We are mapping CDS data to OMOP within an NHS Trust.
Regarding mapping from NHS Ethnic Category > OMOP race, we have made our own decisions but are aware of the Athena standard mappings for this. Some seem unrealistic for researcher use. For example, the below categories are all recommended to be mapped to “white”:
Mixed - White and Black Caribbean
Mixed - White and Black African
Mixed - White and Asian
Mixed - Any other mixed background
I’m keen to understand what others have done. Have you gone with the Athena mappings? Do you represent everything as 0 in OMOP to force the reader back to the source data? Or have you taken a similar approach to us, making your own decision about what to map where?
As part of the mapping execise we carried out for Great Ormond Street Hopstial (GOSH) and testing the community contribution, you can see the jounrey taken to add the first instance for NHS ethnicty code to the race domain in the follwoing GitHub issue.

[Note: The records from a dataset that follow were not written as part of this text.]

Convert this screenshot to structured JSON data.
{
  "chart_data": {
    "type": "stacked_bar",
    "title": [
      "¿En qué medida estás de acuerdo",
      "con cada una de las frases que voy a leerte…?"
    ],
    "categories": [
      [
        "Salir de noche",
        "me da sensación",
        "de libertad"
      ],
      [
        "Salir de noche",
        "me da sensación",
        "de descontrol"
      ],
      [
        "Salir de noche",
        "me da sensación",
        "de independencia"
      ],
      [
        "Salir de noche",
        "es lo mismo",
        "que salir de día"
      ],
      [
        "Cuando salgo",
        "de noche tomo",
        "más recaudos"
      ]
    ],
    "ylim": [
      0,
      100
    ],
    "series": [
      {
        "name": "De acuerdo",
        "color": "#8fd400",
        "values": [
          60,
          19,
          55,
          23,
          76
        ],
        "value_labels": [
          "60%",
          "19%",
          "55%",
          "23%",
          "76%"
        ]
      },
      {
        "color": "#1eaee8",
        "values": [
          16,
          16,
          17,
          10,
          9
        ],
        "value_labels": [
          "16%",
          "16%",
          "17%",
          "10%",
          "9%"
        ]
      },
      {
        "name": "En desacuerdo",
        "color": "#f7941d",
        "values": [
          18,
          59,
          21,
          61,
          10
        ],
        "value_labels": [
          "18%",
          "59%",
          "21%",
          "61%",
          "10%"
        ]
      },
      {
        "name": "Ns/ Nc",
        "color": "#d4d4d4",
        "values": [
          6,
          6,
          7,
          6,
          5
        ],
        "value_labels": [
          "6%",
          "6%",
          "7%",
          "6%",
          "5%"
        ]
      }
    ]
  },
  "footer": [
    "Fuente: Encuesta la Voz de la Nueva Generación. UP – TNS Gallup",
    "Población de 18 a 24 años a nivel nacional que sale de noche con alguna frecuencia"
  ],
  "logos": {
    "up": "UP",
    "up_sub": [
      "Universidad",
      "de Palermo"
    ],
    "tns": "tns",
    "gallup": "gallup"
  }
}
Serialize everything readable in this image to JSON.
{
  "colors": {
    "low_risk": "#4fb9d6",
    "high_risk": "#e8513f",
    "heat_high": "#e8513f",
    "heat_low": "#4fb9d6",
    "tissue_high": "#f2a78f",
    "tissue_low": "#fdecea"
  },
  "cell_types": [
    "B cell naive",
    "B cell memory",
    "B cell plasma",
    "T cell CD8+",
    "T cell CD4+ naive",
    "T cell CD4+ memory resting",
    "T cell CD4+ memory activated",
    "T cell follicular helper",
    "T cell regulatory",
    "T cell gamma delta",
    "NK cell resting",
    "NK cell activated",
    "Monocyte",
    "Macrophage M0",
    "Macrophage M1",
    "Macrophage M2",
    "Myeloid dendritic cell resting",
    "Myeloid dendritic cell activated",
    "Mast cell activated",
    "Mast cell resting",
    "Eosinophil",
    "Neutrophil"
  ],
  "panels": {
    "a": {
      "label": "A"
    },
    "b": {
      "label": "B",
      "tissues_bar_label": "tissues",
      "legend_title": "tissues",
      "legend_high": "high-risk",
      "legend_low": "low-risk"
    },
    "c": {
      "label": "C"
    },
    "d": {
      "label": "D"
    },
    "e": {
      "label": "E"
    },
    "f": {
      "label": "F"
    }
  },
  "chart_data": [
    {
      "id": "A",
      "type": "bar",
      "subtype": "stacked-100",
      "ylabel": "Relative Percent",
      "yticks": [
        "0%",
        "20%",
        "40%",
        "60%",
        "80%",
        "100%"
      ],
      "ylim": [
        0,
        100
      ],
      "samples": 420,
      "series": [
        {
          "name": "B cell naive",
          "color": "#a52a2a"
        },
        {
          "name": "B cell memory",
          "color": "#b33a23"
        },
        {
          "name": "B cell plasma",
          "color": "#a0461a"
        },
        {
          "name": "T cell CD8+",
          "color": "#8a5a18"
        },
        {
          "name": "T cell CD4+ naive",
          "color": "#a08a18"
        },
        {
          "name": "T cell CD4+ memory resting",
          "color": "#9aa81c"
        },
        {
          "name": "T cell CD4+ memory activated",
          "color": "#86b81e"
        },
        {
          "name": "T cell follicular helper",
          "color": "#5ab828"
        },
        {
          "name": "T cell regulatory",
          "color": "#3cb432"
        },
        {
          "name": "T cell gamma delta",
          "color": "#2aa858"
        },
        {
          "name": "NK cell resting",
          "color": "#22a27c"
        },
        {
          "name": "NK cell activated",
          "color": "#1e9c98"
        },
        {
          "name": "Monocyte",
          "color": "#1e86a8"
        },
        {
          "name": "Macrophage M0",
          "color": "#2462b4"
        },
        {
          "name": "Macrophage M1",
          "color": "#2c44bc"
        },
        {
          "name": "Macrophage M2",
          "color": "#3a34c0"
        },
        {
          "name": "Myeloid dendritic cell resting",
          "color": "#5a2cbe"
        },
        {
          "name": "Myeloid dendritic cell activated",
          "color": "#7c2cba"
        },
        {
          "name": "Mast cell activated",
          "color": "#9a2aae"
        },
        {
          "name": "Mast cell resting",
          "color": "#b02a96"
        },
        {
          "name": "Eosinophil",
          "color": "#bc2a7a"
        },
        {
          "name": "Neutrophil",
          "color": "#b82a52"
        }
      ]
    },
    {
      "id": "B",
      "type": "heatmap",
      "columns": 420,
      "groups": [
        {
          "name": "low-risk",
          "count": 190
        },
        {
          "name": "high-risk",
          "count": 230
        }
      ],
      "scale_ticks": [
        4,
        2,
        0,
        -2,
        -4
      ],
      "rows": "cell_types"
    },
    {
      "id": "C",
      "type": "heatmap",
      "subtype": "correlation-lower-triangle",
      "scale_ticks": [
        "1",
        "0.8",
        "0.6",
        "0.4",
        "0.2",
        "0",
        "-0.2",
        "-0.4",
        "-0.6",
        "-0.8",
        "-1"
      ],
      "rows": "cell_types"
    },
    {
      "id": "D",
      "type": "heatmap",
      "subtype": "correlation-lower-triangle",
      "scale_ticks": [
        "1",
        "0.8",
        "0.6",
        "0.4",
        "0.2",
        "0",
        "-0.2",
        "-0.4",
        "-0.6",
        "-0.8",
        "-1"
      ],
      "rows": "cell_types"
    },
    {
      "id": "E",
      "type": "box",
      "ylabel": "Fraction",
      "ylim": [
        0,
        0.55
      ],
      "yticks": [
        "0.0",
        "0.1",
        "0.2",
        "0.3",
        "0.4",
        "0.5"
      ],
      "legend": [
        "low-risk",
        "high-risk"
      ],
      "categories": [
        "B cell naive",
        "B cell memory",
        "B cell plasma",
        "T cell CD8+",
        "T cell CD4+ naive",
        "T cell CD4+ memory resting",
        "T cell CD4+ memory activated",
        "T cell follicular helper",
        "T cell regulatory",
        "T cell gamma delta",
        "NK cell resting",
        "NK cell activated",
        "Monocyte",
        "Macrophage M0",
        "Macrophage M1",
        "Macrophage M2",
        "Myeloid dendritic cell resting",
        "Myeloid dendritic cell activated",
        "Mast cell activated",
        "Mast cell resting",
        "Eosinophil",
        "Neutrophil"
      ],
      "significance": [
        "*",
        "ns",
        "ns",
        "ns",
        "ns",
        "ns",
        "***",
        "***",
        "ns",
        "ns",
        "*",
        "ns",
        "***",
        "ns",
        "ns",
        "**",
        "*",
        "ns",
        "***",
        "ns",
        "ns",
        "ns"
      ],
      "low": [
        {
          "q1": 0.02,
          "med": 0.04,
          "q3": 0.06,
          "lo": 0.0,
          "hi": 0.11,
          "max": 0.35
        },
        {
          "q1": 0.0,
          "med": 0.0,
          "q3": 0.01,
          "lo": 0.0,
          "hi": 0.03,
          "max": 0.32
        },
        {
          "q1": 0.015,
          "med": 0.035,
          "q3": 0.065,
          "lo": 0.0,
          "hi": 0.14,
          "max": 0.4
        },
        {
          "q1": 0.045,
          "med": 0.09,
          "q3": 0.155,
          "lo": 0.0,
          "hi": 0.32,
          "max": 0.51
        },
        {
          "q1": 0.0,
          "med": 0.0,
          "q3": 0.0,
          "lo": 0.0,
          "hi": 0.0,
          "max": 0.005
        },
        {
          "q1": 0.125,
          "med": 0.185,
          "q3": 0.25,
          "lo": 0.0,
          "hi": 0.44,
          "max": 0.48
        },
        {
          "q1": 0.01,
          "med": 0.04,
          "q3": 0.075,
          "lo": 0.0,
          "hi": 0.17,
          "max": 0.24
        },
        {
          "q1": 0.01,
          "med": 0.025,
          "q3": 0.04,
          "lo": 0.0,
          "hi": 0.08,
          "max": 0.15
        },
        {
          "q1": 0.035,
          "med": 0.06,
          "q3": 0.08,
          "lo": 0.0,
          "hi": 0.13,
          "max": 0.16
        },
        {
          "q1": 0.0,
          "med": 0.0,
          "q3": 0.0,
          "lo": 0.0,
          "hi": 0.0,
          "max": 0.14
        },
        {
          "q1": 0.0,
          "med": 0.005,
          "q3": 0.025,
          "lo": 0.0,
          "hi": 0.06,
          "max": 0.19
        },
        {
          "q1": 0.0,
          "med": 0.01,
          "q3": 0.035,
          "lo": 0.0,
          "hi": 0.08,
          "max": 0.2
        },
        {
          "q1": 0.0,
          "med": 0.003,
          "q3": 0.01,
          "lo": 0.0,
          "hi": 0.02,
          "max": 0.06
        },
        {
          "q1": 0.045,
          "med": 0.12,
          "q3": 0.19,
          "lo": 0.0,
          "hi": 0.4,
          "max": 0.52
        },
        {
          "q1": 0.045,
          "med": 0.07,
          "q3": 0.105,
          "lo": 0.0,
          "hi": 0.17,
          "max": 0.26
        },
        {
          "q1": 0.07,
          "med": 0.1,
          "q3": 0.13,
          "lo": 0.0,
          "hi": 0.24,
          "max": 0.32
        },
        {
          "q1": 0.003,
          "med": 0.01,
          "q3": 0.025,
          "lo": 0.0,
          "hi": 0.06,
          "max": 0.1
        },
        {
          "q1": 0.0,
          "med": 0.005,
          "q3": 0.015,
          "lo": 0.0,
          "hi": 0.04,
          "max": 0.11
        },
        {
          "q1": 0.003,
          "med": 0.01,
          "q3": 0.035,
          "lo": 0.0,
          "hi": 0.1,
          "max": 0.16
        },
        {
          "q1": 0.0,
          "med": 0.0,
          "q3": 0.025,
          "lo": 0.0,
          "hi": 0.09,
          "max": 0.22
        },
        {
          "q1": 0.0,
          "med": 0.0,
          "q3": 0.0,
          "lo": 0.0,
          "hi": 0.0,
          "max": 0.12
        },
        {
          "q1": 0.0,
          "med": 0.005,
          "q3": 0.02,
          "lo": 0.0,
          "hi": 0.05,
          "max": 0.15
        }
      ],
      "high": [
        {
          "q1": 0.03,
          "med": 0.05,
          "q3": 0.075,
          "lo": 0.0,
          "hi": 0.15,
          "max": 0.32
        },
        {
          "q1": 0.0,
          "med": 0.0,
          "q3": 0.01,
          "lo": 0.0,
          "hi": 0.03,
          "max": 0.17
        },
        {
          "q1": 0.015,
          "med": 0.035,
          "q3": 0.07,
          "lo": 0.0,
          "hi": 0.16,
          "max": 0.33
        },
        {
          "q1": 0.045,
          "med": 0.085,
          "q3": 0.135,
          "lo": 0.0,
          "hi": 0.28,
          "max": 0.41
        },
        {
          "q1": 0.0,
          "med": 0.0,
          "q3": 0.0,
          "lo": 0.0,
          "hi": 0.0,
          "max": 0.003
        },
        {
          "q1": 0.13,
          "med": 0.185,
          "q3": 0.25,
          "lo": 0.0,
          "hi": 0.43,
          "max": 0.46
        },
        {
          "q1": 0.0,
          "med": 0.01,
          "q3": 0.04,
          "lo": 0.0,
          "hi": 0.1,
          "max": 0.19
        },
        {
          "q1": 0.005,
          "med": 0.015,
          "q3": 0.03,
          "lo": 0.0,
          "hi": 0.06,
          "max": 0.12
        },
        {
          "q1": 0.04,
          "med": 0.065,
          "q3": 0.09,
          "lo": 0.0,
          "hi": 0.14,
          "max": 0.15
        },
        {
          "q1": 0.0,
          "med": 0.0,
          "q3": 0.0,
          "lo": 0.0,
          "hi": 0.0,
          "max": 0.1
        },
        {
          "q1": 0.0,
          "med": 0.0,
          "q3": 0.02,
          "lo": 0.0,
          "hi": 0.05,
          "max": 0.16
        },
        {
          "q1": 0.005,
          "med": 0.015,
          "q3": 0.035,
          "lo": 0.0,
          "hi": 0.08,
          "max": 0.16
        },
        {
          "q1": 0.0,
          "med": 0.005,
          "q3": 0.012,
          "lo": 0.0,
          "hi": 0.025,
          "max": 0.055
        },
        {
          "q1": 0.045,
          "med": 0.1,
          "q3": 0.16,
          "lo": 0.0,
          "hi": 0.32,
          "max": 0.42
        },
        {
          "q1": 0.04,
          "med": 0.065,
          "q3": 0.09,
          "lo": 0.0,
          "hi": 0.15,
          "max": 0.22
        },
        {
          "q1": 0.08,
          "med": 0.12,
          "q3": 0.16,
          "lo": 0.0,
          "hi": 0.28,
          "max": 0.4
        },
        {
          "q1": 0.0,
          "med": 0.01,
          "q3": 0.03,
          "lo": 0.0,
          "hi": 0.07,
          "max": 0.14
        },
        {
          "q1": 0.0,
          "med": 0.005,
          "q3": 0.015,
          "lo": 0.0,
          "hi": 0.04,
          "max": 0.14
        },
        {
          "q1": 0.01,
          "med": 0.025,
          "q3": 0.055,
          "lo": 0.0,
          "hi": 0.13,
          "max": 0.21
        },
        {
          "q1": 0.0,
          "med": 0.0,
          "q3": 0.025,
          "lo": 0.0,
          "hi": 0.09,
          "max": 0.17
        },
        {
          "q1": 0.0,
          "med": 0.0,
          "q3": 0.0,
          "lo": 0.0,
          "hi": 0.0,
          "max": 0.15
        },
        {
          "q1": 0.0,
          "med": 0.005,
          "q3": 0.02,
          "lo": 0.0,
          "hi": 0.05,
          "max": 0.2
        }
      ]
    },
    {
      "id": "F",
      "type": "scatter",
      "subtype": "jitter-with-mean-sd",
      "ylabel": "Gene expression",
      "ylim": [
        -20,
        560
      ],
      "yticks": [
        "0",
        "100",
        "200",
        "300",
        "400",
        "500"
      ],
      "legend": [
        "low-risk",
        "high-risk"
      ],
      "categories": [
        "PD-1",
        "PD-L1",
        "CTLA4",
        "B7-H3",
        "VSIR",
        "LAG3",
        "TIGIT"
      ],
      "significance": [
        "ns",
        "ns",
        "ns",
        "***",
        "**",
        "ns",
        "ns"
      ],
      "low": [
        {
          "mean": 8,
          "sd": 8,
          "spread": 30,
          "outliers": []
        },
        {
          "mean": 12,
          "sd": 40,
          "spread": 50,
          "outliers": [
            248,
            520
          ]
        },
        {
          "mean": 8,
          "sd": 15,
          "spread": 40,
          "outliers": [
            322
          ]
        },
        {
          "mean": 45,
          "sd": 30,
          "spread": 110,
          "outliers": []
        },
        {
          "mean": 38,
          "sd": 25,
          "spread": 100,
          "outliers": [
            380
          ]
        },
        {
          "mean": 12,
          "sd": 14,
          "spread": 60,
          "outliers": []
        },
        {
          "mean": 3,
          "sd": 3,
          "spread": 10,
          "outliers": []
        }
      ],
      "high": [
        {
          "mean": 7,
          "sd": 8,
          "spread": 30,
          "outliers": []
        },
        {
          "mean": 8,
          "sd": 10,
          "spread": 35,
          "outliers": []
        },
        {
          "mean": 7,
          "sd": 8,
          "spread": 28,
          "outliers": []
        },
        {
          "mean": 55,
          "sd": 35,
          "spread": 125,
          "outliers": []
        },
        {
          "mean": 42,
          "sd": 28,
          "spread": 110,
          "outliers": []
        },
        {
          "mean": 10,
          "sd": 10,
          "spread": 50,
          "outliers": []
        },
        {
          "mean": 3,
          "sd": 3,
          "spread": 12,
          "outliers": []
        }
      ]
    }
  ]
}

At present for mapping the peson table this is the logic we have code and run
Yes, the logic in your example is the one we have used. I have attached a screenshot of one of the tabs that show the view of current mapping for NHS ethnicity codes to OMOP:
This was the 1st iteration of adding the NHS ethnicity codes. The Vocabulary working Group meetings are a great place to highlight and discuss new use cases
As part of it, no races or ethnicities get mapped, unless they are originated in the same coding system. But certainly we are not mapping “White Irish” to “White” (American). These categories do not work across country and societal borders. Fractions of races are even less supported by any definition allowing for a rational mapping. So, keep all the whites, blacks, greys and whatever colors in parallel., together with the ethnicities. An analyst pursuing some use case will have to make the right selection based on the location of the database and source of the data.